Loin de remettre en cause le nom « Biscuits du Mercantour », le Parc national estime au contraire qu'il s'agit d'une bonne initiative. En revanche laisser un seul producteur déposer sa marque avec le mot « Mercantour » priverait tous les autres de la possibilité de bénéficier de la notoriété du Parc national.

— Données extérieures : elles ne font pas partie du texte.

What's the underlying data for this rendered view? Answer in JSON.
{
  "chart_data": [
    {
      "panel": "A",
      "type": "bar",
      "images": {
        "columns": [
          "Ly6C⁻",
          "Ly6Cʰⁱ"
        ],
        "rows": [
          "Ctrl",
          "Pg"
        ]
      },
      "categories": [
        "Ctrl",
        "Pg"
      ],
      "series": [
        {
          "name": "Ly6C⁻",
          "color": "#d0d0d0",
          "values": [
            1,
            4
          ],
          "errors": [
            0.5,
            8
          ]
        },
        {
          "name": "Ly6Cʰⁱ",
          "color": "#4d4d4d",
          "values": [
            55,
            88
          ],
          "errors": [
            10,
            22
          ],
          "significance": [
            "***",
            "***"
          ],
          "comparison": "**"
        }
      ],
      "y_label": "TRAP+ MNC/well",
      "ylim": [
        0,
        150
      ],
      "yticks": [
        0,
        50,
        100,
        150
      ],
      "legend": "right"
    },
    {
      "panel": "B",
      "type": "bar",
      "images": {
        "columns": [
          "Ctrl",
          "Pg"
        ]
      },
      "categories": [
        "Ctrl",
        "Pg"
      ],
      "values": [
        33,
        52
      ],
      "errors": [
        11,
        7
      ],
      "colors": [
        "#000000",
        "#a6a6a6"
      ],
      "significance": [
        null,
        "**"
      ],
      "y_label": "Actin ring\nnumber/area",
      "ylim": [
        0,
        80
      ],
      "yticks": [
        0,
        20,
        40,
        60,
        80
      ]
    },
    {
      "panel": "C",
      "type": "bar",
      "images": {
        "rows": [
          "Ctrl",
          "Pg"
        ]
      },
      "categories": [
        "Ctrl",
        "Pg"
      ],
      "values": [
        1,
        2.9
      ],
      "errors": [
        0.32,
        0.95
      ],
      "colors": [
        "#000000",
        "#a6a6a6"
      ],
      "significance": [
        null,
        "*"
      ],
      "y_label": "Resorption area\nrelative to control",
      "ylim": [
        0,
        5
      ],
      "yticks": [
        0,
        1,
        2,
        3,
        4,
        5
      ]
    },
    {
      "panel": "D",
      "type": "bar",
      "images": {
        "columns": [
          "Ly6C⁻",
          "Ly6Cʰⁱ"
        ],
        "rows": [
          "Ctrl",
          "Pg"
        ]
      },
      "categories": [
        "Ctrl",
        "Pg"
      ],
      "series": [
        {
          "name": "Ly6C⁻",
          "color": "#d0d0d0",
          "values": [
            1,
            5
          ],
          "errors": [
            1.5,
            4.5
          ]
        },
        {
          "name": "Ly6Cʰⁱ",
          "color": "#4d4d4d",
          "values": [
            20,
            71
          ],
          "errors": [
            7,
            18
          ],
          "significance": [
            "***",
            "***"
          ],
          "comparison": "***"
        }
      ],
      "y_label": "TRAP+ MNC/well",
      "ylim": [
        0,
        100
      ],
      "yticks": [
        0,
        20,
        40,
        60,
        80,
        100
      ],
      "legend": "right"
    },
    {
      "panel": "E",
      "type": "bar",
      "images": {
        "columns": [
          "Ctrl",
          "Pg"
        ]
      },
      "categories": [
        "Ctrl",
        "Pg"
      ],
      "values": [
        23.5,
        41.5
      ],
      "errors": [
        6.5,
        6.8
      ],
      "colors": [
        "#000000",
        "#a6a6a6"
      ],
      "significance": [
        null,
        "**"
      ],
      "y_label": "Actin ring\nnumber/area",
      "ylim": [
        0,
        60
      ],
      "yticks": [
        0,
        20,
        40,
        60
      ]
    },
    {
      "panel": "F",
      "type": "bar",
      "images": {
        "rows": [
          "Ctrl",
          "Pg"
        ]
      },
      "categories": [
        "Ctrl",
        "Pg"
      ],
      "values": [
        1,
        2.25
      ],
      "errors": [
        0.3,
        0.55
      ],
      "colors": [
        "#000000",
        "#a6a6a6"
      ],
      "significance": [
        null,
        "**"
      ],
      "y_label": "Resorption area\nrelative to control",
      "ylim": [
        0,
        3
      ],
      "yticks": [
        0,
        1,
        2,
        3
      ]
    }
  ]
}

Par l'application de règles complexes propres au Droit des marques, le Parc national du Mercantour s'est retrouvé confronté à un choix : soit laisser le producteur déposer une marque dont il serait l'unique utilisateur car propriétaire de cette appellation, privant ainsi tout autre initiative similaire d'une telle juissance ; soit s'y opposer pour laisser la possibilité à tout autre producteur d'avoir une démarche d'apellation similaire. Dans les deux cas, le producteur de biscuits peut utiliser le même nom « Biscuits du Mercantour », la différence étant qu'il n'est pas propritaire du nom tout en pouvant l'utiliser.

C'est pouquoi nous souhaitons qu'à travers le dialogue avec le responsable de cette biscuiterie, et en relation avec M. le Maire de Belvédère, une solution pragmatique soit rapidement trouvée.

Si la biscuiterie ne dépose finalement pas sa marque à l'INPI, elle pourra malgré tout légalement vendre ses produits sous le nom « biscuits du Mercantour ». Tout le monde serait ainsi gagnant, ce qui est l'esprit de la loi de 2006 qui a souhaité favoriser un retour d'image pour le plus grand nombre possible d'opérateurs économiques du parc.